Cruel irony would rear its head once again, since Poland and Yugoslavia, spin-offs from large multi-ethnic empires would be left with significant minority populations of their own. The resurrected nation of Poland would be roughly two-thirds Polish with sizable numbers of Germans, Ukrainians and Lithuanians. Meanwhile, newly created Yugoslavia would begin life as a Serb-dominated kingdom of Croats, Slovenes, Bosnian Muslims, Macedonians, Kosovo Albanians and Montenegrins as well as home to fairly large communities of ethnic Germans and Hungarians. In effect both countries become mini empires of their own. Even smaller nations like Czechoslovakia would face challenges with its Sudetenland Germans as would Romania after absorbing the former Hungarian province of Transylvania. Ethnic solidarity frequently clashed with national will as all sides saw their actions justified according to newly proclaimed rubric of National Self-Determination, as proclaimed in American President and statesman Woodrow Wilson’s 14 Points.
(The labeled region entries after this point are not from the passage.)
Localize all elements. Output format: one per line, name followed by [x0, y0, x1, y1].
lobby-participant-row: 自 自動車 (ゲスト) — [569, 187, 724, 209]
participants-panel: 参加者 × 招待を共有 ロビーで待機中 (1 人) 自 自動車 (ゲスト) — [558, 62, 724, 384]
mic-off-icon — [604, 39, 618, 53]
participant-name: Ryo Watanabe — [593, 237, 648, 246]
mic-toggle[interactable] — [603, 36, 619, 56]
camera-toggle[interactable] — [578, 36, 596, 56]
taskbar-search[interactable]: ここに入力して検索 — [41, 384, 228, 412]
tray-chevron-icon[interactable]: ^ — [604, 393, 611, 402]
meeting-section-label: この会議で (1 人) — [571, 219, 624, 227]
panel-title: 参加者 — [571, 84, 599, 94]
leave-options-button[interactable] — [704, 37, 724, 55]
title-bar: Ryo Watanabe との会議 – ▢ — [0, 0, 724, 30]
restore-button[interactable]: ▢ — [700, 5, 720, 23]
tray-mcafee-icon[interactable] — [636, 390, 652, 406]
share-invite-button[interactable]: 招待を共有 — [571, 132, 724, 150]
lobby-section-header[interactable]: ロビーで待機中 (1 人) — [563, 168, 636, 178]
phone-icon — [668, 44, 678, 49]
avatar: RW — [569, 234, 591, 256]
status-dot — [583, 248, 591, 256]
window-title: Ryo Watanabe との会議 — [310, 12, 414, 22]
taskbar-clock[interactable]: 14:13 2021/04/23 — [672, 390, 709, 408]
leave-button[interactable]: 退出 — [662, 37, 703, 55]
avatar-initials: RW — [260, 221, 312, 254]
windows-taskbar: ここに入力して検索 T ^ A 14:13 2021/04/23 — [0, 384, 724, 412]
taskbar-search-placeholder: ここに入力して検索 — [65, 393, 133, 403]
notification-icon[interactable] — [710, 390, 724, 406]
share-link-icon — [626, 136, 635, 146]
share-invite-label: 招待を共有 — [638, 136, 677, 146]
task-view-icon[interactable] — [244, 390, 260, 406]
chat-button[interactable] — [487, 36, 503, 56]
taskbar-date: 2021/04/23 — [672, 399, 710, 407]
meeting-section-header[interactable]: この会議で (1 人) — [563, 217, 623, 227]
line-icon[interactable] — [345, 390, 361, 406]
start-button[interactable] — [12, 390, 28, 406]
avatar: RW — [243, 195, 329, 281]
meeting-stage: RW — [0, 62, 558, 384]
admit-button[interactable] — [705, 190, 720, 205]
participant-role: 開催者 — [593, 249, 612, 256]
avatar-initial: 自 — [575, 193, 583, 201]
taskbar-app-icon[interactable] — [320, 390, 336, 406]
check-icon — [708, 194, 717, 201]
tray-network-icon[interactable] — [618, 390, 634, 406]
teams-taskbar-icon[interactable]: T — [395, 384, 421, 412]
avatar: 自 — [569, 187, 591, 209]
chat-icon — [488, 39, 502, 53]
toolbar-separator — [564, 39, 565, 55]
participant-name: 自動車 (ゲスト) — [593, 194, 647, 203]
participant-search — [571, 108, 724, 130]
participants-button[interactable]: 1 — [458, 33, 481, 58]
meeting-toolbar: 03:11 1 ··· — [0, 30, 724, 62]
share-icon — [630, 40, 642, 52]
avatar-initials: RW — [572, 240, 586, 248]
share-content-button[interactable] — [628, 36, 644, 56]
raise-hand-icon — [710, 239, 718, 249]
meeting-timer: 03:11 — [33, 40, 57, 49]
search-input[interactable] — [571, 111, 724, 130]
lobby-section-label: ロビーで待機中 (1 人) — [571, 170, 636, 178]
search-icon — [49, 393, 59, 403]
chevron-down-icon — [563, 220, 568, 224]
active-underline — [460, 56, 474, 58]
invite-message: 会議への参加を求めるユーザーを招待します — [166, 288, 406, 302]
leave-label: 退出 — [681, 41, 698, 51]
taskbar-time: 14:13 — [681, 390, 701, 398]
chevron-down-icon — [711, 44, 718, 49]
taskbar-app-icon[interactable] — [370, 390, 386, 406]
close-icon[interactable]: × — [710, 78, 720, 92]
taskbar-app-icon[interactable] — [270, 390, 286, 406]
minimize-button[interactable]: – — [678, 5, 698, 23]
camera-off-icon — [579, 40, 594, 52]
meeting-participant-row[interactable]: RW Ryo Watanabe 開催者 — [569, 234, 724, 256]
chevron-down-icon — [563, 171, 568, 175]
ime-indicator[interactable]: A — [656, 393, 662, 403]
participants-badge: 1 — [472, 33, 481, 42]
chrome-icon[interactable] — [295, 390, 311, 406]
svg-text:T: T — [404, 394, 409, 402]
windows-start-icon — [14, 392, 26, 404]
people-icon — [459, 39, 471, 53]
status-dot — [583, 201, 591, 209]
World War I was a knock-out blow not only to Europe’s land-based empires but also its traditional political structures. Russia’s absolute monarchy and the shaky provisional government that followed was replaced by Communist dictatorship, inspiring the establishment of short-lived Red regimes in Hungary and Bavaria, insurrection in Germany and bloody civil war in Finland. (And even a bloodier and more extensive civil war in Russia.) The leaders of Italy’s constitutional monarchy, unable to placate the masses in the wake of the county’s “mutilated victory” opened the door to Fascism. Elsewhere in Europe, military coups toppled both monarchs and elected leaders, especially in newly established countries. Lastly, in Germany far-right hooligans, (many of them anti-Semites) and bitter war veterans angry the war was lost not by the military but the nation’s Weimar leaders rioted and seethed. Over the next dozen years this nationwide rage coalesced into the Nazi Party, with disastrous results not only for Germany but the entire world.

The Vanquished an outstanding book, wonderfully complimenting other excellent history books like The Sleepwalkers, October, Paris 1919 and Savage Continent. Please consider The Vanquished highly recommended.